Since his graduation from Harvard in 1921, young Mr. Cowles has gradually taken over the direction of the two newspapers that his father built up with various consolidations. He has given them a distinctly metropolitan aroma, made their circulations soar, increased subscription rates. For he believes that "the larger the proportion of its revenue a successful newspaper receives from its readers the stronger is that newspaper's position."

Behind his amiable poker-face--and he is one of the better poker players of Des Moines and Manhattan--young Mr. Cowles masks his dynamic qualities. When asked "what's up?" he replies casually: "Not much." Next day, he is apt to buy a newspaper or an airplane.
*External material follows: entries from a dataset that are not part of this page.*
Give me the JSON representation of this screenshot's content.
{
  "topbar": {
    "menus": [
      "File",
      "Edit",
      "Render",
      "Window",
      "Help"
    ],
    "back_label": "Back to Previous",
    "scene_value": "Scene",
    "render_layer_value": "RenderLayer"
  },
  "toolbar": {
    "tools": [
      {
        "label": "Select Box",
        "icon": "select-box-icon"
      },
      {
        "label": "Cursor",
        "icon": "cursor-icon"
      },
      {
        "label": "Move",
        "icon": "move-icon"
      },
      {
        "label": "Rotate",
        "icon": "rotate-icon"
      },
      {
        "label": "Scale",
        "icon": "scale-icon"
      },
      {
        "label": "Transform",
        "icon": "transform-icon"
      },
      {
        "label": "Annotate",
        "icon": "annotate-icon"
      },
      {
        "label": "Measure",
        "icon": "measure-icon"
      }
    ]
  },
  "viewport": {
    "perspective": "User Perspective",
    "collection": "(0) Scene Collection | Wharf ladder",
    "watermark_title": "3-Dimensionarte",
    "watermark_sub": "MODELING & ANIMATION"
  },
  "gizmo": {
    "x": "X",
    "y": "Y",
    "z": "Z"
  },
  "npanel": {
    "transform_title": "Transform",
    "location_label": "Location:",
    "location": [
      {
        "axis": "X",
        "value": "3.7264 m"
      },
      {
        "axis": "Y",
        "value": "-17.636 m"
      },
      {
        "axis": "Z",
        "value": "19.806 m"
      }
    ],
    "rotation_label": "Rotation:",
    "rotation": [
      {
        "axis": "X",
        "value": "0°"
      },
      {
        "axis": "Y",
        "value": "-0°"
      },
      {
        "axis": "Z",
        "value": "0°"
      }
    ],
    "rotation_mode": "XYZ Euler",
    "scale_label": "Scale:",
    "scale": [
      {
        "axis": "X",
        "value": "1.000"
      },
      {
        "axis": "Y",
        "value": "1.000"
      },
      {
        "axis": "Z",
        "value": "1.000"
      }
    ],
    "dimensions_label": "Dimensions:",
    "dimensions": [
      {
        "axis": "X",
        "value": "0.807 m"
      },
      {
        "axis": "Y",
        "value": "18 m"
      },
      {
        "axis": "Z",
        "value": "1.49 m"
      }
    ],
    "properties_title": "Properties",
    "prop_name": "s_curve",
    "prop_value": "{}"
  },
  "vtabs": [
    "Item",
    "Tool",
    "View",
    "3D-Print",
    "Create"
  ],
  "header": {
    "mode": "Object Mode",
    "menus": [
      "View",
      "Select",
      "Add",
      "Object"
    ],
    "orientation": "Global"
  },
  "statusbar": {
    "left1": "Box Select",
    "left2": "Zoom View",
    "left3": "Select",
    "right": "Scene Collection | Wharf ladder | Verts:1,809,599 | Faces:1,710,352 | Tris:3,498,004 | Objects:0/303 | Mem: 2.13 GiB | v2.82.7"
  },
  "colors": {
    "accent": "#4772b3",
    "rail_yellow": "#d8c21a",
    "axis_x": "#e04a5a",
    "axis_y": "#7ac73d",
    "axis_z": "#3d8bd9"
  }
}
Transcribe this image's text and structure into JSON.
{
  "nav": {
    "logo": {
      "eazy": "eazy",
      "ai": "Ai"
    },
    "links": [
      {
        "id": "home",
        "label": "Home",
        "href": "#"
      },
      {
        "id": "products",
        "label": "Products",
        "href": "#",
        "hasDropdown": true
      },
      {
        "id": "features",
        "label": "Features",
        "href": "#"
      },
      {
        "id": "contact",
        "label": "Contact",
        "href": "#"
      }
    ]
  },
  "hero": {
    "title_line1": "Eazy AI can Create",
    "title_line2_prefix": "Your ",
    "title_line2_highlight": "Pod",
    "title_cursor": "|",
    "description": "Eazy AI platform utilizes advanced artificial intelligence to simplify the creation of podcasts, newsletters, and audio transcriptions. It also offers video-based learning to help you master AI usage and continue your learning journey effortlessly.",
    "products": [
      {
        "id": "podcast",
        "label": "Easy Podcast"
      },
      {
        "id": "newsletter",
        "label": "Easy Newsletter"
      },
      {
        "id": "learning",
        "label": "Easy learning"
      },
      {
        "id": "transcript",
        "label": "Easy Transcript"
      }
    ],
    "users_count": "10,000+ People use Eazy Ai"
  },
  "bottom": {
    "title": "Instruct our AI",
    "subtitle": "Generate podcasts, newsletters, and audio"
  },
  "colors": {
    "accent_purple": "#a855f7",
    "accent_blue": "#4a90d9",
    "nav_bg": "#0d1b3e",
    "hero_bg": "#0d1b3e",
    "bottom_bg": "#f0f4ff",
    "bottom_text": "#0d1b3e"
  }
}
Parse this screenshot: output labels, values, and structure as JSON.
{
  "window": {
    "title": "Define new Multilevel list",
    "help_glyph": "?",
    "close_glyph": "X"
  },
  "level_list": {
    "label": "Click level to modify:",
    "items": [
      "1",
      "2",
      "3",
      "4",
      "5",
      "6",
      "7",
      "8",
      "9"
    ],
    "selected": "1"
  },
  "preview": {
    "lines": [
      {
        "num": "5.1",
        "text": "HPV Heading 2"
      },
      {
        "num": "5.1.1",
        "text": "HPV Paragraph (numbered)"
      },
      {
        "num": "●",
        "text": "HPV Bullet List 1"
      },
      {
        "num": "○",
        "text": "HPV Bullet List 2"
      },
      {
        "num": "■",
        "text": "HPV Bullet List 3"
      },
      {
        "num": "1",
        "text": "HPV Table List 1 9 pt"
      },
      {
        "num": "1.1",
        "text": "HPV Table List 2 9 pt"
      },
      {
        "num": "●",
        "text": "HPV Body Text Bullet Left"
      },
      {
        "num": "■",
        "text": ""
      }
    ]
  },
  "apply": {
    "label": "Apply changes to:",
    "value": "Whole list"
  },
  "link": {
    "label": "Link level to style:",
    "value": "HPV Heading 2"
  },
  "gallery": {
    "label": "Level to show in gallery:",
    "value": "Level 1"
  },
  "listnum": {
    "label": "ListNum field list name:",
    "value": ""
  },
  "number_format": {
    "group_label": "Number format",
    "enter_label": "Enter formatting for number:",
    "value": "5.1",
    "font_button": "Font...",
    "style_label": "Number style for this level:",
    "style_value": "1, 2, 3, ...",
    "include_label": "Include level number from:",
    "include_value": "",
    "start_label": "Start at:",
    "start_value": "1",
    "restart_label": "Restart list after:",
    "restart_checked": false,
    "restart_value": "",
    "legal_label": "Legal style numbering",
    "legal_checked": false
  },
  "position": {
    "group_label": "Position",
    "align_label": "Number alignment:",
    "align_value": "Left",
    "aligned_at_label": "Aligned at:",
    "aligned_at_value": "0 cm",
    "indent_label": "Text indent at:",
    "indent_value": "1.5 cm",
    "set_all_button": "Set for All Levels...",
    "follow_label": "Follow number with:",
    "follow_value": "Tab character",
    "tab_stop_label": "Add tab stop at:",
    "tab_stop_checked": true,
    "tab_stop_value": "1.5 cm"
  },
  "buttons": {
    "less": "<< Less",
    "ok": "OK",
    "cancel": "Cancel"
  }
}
He did buy an airplane and, last week, it was delivered to his pilot by the Fairchild Aviation Corp. of Farmingdale, Long Island.* The plane is to be used by the Register and Tribune-Capital to get news and pictures, to promote aviation in Iowa. It has an enclosed cabin of six-passenger capacity, a darkroom for development of photographs, wings that can be folded, a Wright Whirlwind motor with maximum speed of 120 m.p.h. Readers of the Register and Tribune-Capital were offered $100 in prizes to suggest a name for the plane.

It is significant that the airplane, instrument of swiftest progress, was purchased by a "24-hour newspaper" (morning and evening combination) and the only newspaper in its city. It is to be used as part of the regular equipment, not as a stunting device to outdo, for the moment, a competitor.

Newspapers throughout the land are becoming fewer and fewer. Many shrewd publishers believe that ultimately there will be only one newspaper in each city of less than 1,000,000 population, but that it will be no less progressive for lack of direct competition. Rather, it will reach out to get the last possible reader in its city and in the smaller surrounding towns.

* The Fairchild firm manufactures an average of one airplane a day, including luxurious passenger planes and sporting flying boats. Out of the 12 planes to reach Greenly Island (where the Bremen is), 10 were Fairchilds.